Kun Gao, Jan-Huey Chen, Lucas Harris, Yiongqiang Sun, Shian-Jiann Lin. Geophysical Research Letters. DOI: 10.1029/2019GL083526

Existing hurricane prediction systems fall into two categories: hurricane track and intensity predictions on a weekly timescale; and the prediction of hurricane activity on a seasonal timescale. Substantial progress has been made in improving the predictions on the two distinct timescales in the past decade. However, the prediction of hurricane activity on a subseasonal timescale (from two weeks to two months) has not shown much advancement. Credible subseasonal hurricane predictions can have significant socioeconomic impacts, but are challenging. There is much uncertainty in the sources of predictability; furthermore, the realistic simulation of hurricanes requires high horizontal resolution (at least finer than 10 km), which is expensive when using global prediction systems.

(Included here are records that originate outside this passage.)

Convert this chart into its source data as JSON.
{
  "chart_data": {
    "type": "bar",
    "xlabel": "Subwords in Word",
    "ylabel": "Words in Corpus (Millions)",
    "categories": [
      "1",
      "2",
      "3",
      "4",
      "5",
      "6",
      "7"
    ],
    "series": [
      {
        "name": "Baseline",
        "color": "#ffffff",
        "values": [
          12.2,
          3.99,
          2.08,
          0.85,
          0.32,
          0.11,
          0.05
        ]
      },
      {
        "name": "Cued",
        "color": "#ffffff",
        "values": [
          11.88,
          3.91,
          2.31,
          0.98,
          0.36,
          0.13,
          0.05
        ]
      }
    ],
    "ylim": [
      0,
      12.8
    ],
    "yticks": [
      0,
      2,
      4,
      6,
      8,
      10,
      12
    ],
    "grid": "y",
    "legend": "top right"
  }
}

In this study, the authors investigated the prediction of monthly (30-day) North Atlantic hurricane activity based on the GFDL High-Resolution Atmospheric Model (HiRAM), which is powered by the Finite-Volume Cubed-Sphere (FV3) dynamical core. The two-way nesting capacity in FV3 allows for refining horizontal resolution over a selected region in the global domain.

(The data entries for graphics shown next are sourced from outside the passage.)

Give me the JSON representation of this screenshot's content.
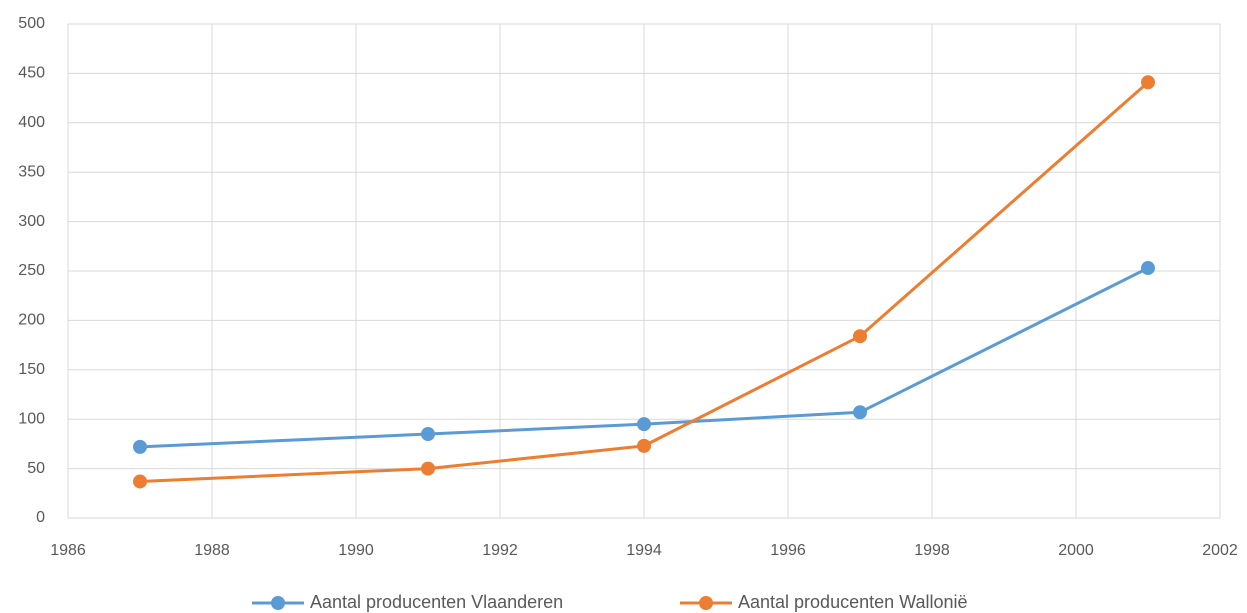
{
  "chart_data": {
    "type": "line",
    "x": [
      1987,
      1991,
      1994,
      1997,
      2001
    ],
    "series": [
      {
        "name": "Aantal producenten Vlaanderen",
        "color": "#5b9bd5",
        "values": [
          72,
          85,
          95,
          107,
          253
        ]
      },
      {
        "name": "Aantal producenten Wallonië",
        "color": "#ed7d31",
        "values": [
          37,
          50,
          73,
          184,
          441
        ]
      }
    ],
    "xlim": [
      1986,
      2002
    ],
    "xticks": [
      1986,
      1988,
      1990,
      1992,
      1994,
      1996,
      1998,
      2000,
      2002
    ],
    "ylim": [
      0,
      500
    ],
    "yticks": [
      0,
      50,
      100,
      150,
      200,
      250,
      300,
      350,
      400,
      450,
      500
    ],
    "grid": true,
    "legend": "bottom"
  }
}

The performances of two grid configurations were compared: one, a globally-uniform 25-km grid, and the other with an 8-km interactive nest over the tropical North Atlantic. While both grid configurations show skill in predicting anomalous monthly hurricane frequency and accumulated cyclone energy (ACE), the 8-km nested grid shows much improved skill in predicting major hurricane frequency and ACE.

This study provided the first attempt to predict hurricane, and especially major hurricane, activity over a month using a dynamical model. This study highlights the performance of the two-way-nesting approach, which is a computationally affordable way to permit better simulation of intense hurricanes and shows the potential for operational prediction of hurricane risk on subseasonal timescales.

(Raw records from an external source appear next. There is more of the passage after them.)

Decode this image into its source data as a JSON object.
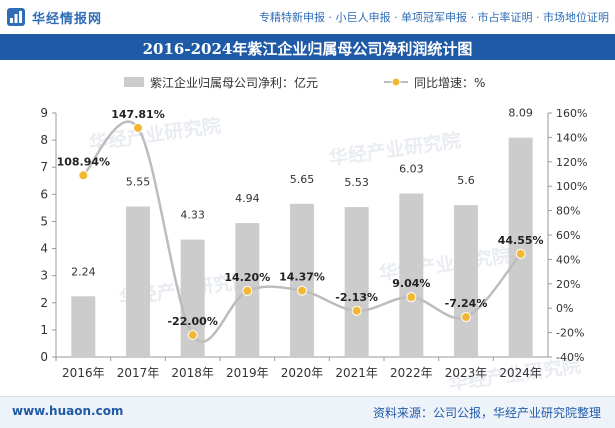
{
  "header": {
    "brand": "华经情报网",
    "tags": "专精特新申报 · 小巨人申报 · 单项冠军申报 · 市占率证明 · 市场地位证明"
  },
  "title": "2016-2024年紫江企业归属母公司净利润统计图",
  "footer": {
    "site": "www.huaon.com",
    "source": "资料来源：公司公报，华经产业研究院整理"
  },
  "watermark": "华经产业研究院",
  "colors": {
    "title_bg": "#1f5aa6",
    "bar": "#cccccc",
    "line": "#bdbdbd",
    "marker": "#f2b833",
    "brand": "#2f6db5"
  },
  "chart_data": {
    "type": "bar",
    "categories": [
      "2016年",
      "2017年",
      "2018年",
      "2019年",
      "2020年",
      "2021年",
      "2022年",
      "2023年",
      "2024年"
    ],
    "series": [
      {
        "name": "紫江企业归属母公司净利：亿元",
        "type": "bar",
        "axis": "left",
        "values": [
          2.24,
          5.55,
          4.33,
          4.94,
          5.65,
          5.53,
          6.03,
          5.6,
          8.09
        ],
        "labels": [
          "2.24",
          "5.55",
          "4.33",
          "4.94",
          "5.65",
          "5.53",
          "6.03",
          "5.6",
          "8.09"
        ]
      },
      {
        "name": "同比增速：%",
        "type": "line",
        "axis": "right",
        "values": [
          108.94,
          147.81,
          -22.0,
          14.2,
          14.37,
          -2.13,
          9.04,
          -7.24,
          44.55
        ],
        "labels": [
          "108.94%",
          "147.81%",
          "-22.00%",
          "14.20%",
          "14.37%",
          "-2.13%",
          "9.04%",
          "-7.24%",
          "44.55%"
        ]
      }
    ],
    "y_left": {
      "min": 0,
      "max": 9,
      "ticks": [
        "0",
        "1",
        "2",
        "3",
        "4",
        "5",
        "6",
        "7",
        "8",
        "9"
      ]
    },
    "y_right": {
      "min": -40,
      "max": 160,
      "ticks": [
        "-40%",
        "-20%",
        "0%",
        "20%",
        "40%",
        "60%",
        "80%",
        "100%",
        "120%",
        "140%",
        "160%"
      ]
    },
    "legend_position": "top-center"
  }
}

Figure 1. A snapshot of the simulated outgoing longwave radiation field from the global-to-regional two-way-nested grid configuration. The box indicates the domain of the nested grid, in which an enhanced horizontal resolution (8 km) is used and deep convective features (including hurricanes) are better resolved.

 

Figure 2 Prediction skill of monthly anomalous hurricane activity in two grid configurations: global-uniform 25-km grid (C384) and two-way nested 8-km grid (C384n3). a) The correlation coefficients between predicted and observed anomalies. The gray line indicates the 5% significance level. b) Heidke Skill Score measuring model’s skill in categorical prediction.